我出过的()书连这()本就是四本,最近又出现了伪本《流氓的歌舞》,连同《生命力(lì )》、《三重门续》、《三重门(mén )外()》等,全部都是挂我名而非(fēi )我写,几乎比我自己出的书还要过。
在野山最后两天的时候()我买好到北京的火车票,晚上去超市()(shì )买东()西,回学院的时候发现一(yī )个穿(chuān )黑衣服()的长头发女孩子,长得非常之漂亮,然()而我对()此却没有任何行动,因为即使我今天将(jiāng )她弄到手,等我离开以后她还(hái )是会(huì )惨遭()别人的毒手——也不(bú )能说是惨遭,因为可能此人还乐于此道。我觉得我可能在这里()的接近一年时间里一直在等她的出()(chū )现,她()是个隐藏人物,需要经(jīng )历一(yī )定的波折()以后才会出现。
老枪此时说出了我与()他交往()以来最有文采的一句话:我们是连经验都没有,可你怕连精液都没有(yǒu )了,还算是男()人,那我们好歹(dǎi )也算是写剧本的吧。

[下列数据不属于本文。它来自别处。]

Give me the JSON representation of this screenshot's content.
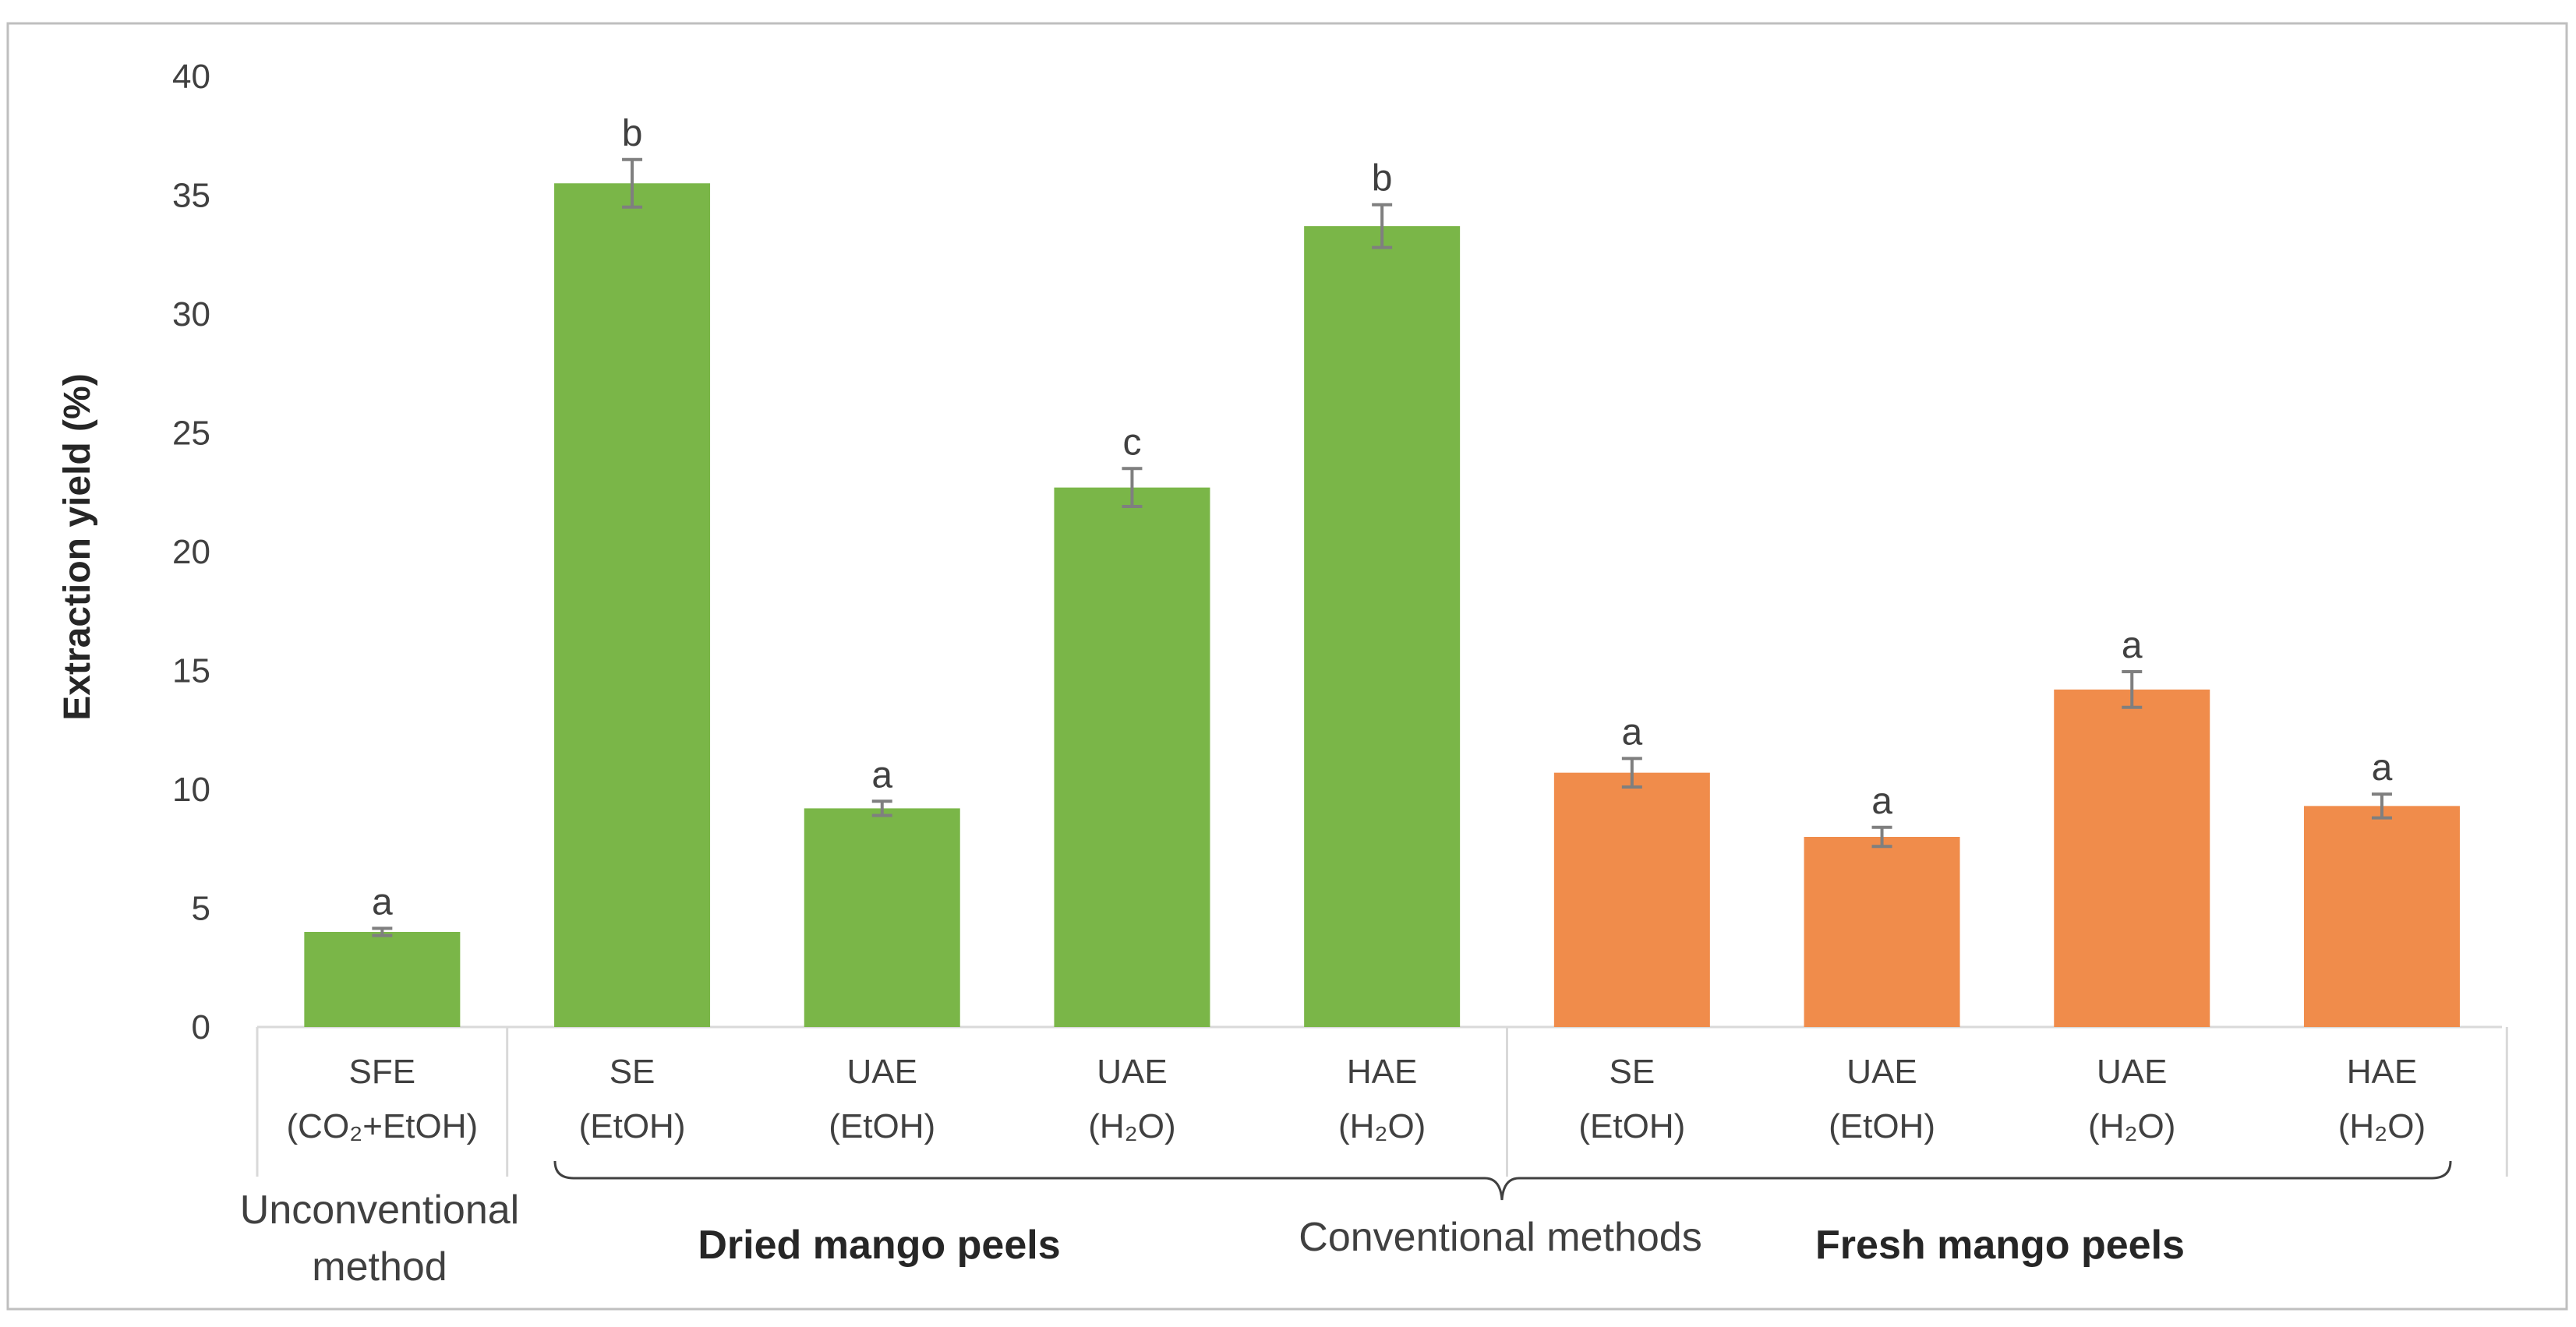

所以我现在只看香港台湾的汽车杂志。但是发展()之下也有问题,因为在香港(gǎng )经常可以看见()诸如甩尾违法不(bú )违法(fǎ )这样的问题,甚()至还在香港《人车志》上看见一个水平()高到内()地读者都无法问出的问题。
我上海住的地方到我父母这里经(jīng )过一(yī )条国道,这条国()道常年大(dà )修,每次修路一般都要死掉几个人。但是这条路却从来不见平整过。这里不()是批评修路的人,他(tā )们非常勤奋,每次看见()他们总(zǒng )是忙(máng )得大汗淋漓。就是不知道()他们在忙什么而已。
第一次真正去远()一点的()地方是一个人去北京,那时候坐上火车真是感触不已(yǐ ),真有点少女怀春的样子,看(kà()n )窗外景物慢慢移动,然后只身去往一个陌生的地方,连下了火车去什么地方都不知道()。以后陆陆(lù )续续坐了几次火车,发现坐火(huǒ )车的(de )诸多坏处,比如我睡觉的时候最不喜()欢有人打呼噜,还有大站小站都要停(),恨不得()看见路边插了个杆子都要停一停,虽然(rán )坐火车有很多所谓的情趣,但(dàn )是我想所有()声称自己喜欢坐火车旅行的人八成是因为买不起飞机票,就如同所有声称车只是一()个(gè )代步工具只要能挪动就可以不(bú )必追(zhuī )求豪华舒适品牌之类的人只是没钱买()好车一样,不信送他一个奔驰宝马沃()尔沃看()他要不要。